The Grand Nationals said yesterday it was time for the committee to vote on the bill, but the Democrats continued to insist that the government must come up with measures to better protect farmers, fishermen and service industry workers before approving the deal.

Floor leaders of the GNP and the DP negotiated yesterday areas of compromise.

The two sides reached an agreement on approving a new Trade Procedure Act to strengthen the National Assembly’s supervision of government negotiations of trade pacts, sources said. The new law is designed to require the government to get approval from the legislature before signing any FTAs with foreign countries, and the Democrats have insisted on it.
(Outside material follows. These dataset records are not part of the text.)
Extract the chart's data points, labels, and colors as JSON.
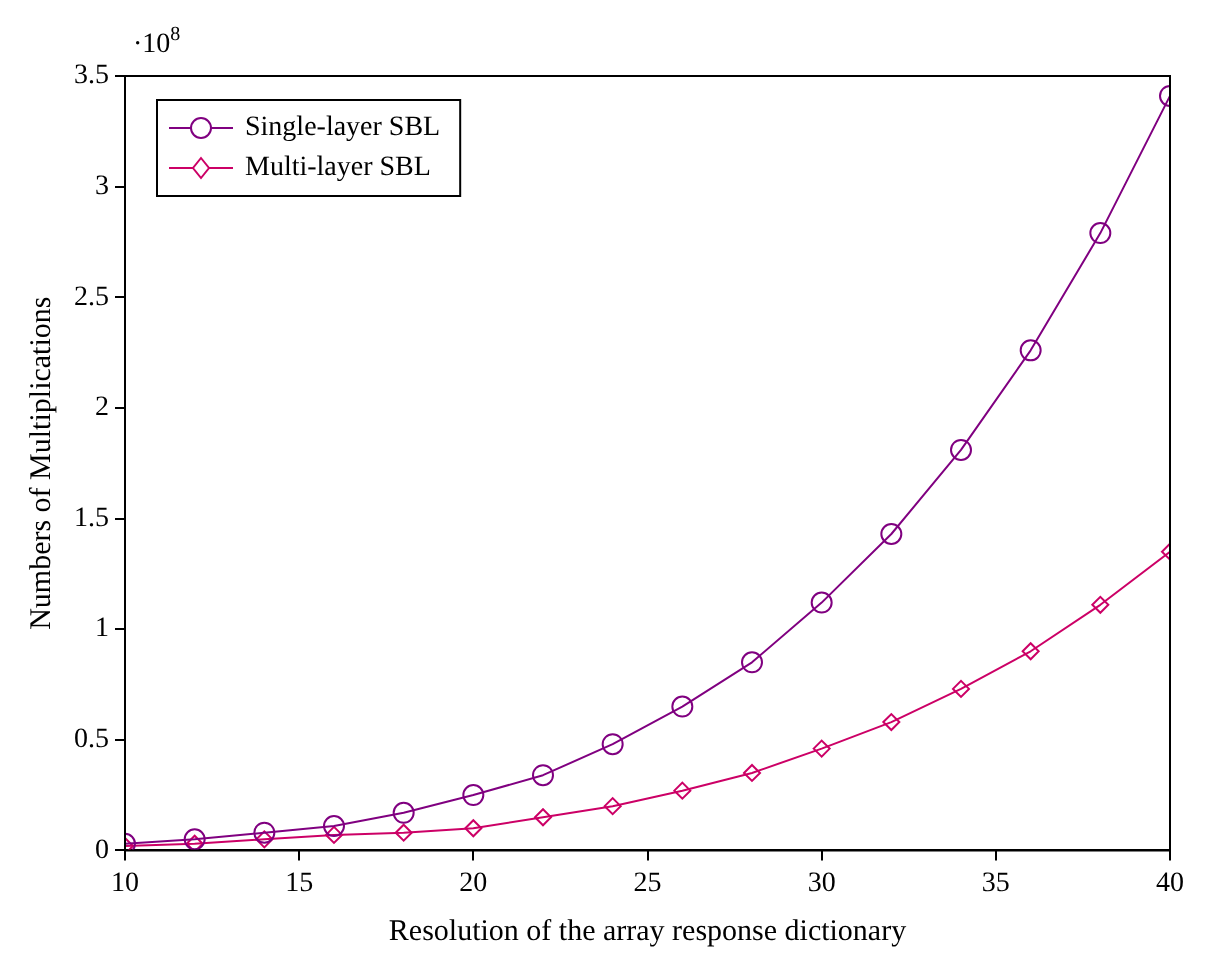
{
  "chart_data": {
    "type": "line",
    "xlabel": "Resolution of the array response dictionary",
    "ylabel": "Numbers of Multiplications",
    "annotations": [
      "·10$^{8}$"
    ],
    "x": [
      10,
      12,
      14,
      16,
      18,
      20,
      22,
      24,
      26,
      28,
      30,
      32,
      34,
      36,
      38,
      40
    ],
    "xlim": [
      10,
      40
    ],
    "xticks": [
      10,
      15,
      20,
      25,
      30,
      35,
      40
    ],
    "ylim": [
      0,
      3.5
    ],
    "yticks": [
      0,
      0.5,
      1,
      1.5,
      2,
      2.5,
      3,
      3.5
    ],
    "grid": false,
    "legend": "top left",
    "series": [
      {
        "name": "Single-layer SBL",
        "color": "#800080",
        "marker": "circle",
        "values": [
          0.03,
          0.05,
          0.08,
          0.11,
          0.17,
          0.25,
          0.34,
          0.48,
          0.65,
          0.85,
          1.12,
          1.43,
          1.81,
          2.26,
          2.79,
          3.41
        ]
      },
      {
        "name": "Multi-layer SBL",
        "color": "#cc0066",
        "marker": "diamond",
        "values": [
          0.02,
          0.03,
          0.05,
          0.07,
          0.08,
          0.1,
          0.15,
          0.2,
          0.27,
          0.35,
          0.46,
          0.58,
          0.73,
          0.9,
          1.11,
          1.35
        ]
      }
    ]
  }
}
The Foreign Affairs, Trade and Unification Committee yesterday approved the bill. Of the 28 lawmakers on the committee, 23 lawmakers participated in the voting.

While 18 ruling and opposition lawmakers voted for it, four lawmakers - one Grand National, two Democrats and one Democratic Labor Party lawmaker - rejected it. A GNP lawmaker abstained from voting.

Some lawmakers, even those who voted for it, expressed concerns that the new law could violate the constitution.

Earlier in the day, Democratic Labor Party lawmakers made another attempt to occupy the committee room to block discussion of the FTA, but failed. They successfully occupied the room last week, and GNP Representative Nam Kyung-pil, chairman of the Foreign Affairs, Trade and Unification Committee, managed to stop them yesterday.

First concluded in 2007 and revised at the end of last year, the FTA was submitted to the National Assembly on June 3. Nam used his authority to push it into the committee on Sept. 16 after 106 days of delay.